Selama pandemi, sektor transportasi (forwarding) yang menjadi mata rantai logistik memang mengalami penurunan omset cukup dalam. Hal ini bisa dilihat di lapangan truk-truk angkutan barang semakin sedikit yang beroperasi.
Kalau toh ada yang beroperasi, masih tidak mampu menutupi penurunan dari biaya perusahaan.
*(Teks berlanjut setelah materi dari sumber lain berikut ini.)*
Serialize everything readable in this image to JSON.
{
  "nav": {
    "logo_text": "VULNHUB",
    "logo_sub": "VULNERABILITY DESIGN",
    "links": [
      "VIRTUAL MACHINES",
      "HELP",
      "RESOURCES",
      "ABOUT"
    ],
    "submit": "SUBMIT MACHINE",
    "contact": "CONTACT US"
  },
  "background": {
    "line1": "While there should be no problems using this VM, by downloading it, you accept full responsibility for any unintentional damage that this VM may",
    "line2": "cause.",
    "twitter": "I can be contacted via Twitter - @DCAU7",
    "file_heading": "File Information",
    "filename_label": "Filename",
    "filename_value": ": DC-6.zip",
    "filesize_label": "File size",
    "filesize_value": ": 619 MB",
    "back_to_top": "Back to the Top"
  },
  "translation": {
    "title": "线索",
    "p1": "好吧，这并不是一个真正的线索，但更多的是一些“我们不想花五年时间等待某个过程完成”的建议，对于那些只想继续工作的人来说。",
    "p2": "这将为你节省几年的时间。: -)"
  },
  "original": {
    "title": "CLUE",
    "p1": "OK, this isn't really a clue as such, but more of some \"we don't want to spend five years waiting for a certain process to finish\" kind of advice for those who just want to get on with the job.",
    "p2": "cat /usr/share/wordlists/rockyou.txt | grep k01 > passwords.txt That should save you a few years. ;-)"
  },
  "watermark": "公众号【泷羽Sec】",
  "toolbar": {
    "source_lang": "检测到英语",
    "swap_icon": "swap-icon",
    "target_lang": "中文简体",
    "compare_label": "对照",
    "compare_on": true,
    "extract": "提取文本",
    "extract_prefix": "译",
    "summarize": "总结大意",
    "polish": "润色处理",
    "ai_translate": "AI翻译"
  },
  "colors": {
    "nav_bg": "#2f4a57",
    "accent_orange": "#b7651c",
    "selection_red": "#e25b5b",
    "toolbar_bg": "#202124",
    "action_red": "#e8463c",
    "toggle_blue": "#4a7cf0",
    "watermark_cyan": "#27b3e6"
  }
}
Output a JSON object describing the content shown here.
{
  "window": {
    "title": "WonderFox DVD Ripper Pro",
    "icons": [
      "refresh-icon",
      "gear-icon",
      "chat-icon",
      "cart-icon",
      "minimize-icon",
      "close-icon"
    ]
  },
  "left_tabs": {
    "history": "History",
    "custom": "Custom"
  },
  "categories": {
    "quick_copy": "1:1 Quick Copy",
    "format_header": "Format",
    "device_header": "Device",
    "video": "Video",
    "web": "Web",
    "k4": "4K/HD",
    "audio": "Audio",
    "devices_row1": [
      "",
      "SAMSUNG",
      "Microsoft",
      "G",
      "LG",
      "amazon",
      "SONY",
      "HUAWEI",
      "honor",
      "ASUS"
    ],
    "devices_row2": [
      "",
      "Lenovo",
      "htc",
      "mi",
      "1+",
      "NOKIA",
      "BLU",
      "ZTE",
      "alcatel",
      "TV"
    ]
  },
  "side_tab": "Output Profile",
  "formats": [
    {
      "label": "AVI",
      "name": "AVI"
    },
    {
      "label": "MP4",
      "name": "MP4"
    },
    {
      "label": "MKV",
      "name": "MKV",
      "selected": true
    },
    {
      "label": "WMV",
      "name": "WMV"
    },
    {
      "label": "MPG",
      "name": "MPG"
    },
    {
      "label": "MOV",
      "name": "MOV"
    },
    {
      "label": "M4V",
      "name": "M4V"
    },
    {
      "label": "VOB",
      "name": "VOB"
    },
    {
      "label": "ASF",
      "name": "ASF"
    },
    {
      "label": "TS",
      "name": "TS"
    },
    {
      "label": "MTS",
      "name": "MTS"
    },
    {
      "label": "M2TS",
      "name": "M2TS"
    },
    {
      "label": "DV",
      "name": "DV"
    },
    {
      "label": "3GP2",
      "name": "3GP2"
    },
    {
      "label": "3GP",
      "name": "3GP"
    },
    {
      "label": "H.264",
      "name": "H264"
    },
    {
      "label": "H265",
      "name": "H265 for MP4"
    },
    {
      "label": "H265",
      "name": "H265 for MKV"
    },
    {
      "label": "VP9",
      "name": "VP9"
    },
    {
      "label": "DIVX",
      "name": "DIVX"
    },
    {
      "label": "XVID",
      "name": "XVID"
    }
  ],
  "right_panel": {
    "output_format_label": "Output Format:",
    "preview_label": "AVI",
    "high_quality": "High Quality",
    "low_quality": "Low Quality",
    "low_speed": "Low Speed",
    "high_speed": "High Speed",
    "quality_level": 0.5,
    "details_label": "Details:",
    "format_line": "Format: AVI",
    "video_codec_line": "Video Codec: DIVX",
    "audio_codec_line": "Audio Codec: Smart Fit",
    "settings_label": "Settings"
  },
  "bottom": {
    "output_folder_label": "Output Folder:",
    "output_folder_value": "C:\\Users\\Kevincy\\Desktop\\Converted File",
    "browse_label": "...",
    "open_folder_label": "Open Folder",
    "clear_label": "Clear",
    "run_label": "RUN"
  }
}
Mereka melakukan itu semata-mata hanya sebagai upaya menjaga hubungan baik dengan relasi atau bertahan (survive) dari ancaman kebangkrutan.
Asosiasi Pengusaha Truk Indonesia (Aptrindo) pada kuartal III tahun lalu menyebut pihaknya mengalami kontraksi yang begitu tajam karena hanya sekitar 40% armada dari sekitar 43.000 unit truk yang beroperasi selama pandemi ini.
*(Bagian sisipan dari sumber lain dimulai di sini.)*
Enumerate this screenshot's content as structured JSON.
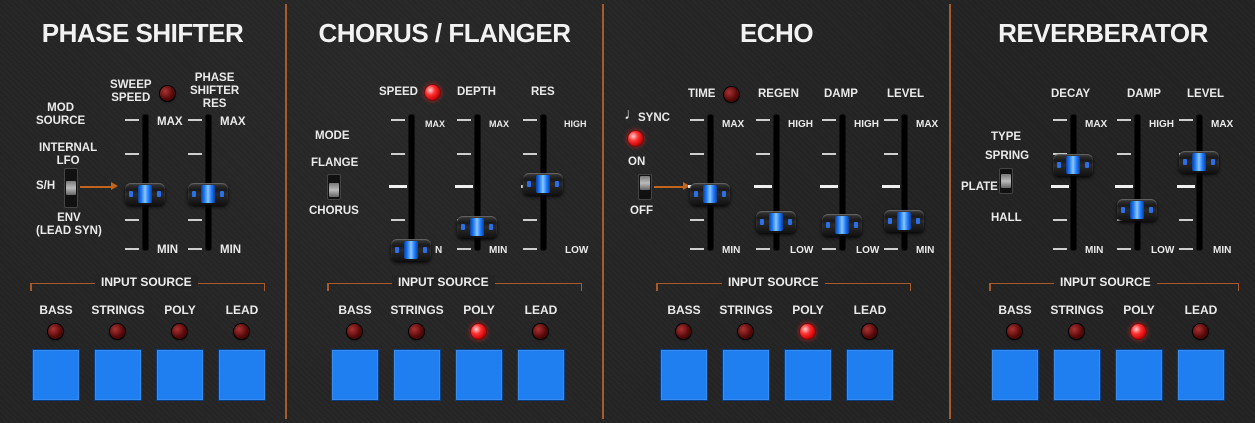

Dewan Pimpinan Pusat Aptrindo, Gemilang Tarigan, menilai, hal ini turut menekan omset hingga menurun 90% sehingga membuat beberapa perusahaan sampai mengalami kesulitan membayar kredit truk.
“Padahal industri logistik khusus truk bisa tumbuh 15,2% pada 2019 lalu,” kata Gemilang dalam acara The 2nd MarkPlus Industry Roundtable Logistics Industry Perspective pada Selasa (20/10) yang digelar virtual.
Aptrindo sedang mengusahakan untuk berkolaborasi dengan platform warehousing, transportasi, menerapkan single stakeholder profile secara terbatas, perluasan penerapan Integrated Single Risk Management (ISRM), hingga kolaborasi Inaportnet ke dalam portal Indonesia National Single Window (INSW) yang juga sedang diusahakan oleh Kemenhub.
Ketua Bidang Angkutan Multimoda Organda Ivan Kamadjaja menuturkan secara umum masih terjadi penurunan 50-60 persen pada angkutan logistik lintas sektoral baik dari lintas industrinya maupun lintas moda angkutannya.
“Beberapa pemain logistik bisa lebih bertahan, tapi bergantung sektor yang dilayani. Kami juga melihat pangsa pasar mengecil, akibat dari pelemahan daya beli masyarakat, dampak pandemi juga banyak usaha tak bisa meneruskan usaha,” ujarnya dalam diskusi virtual yang diadakan Bisnis Indonesia.
Ivan melihat peningkatan permintaan di pasar cenderung hanya pada jenis barang tertentu saja, seperti produk fast moving consumer goods ( FMCG), kesehatan, dan makanan. Ada pun, pertumbuhan permintaan aktivitas logistik dari sektor dagang elektronik pun terbatas karena terkait turun daya beli dan barang yang permintaannya berjalan hanya jenis barang tertentu.
Bangkitnya Logistik Digital
Ternyata, di saat sektor forwarding terpuruk, sektor logistik dan kurir justru mengalami lonjakan. Salah satu pemicunya adalah meningkatnya aktivitas digital masyarakat saat pandemi termasuk di dalamnya belanja online atau daring. Aktivitas ini yang mendongkrak sektor logistik dan jasa pengiriman.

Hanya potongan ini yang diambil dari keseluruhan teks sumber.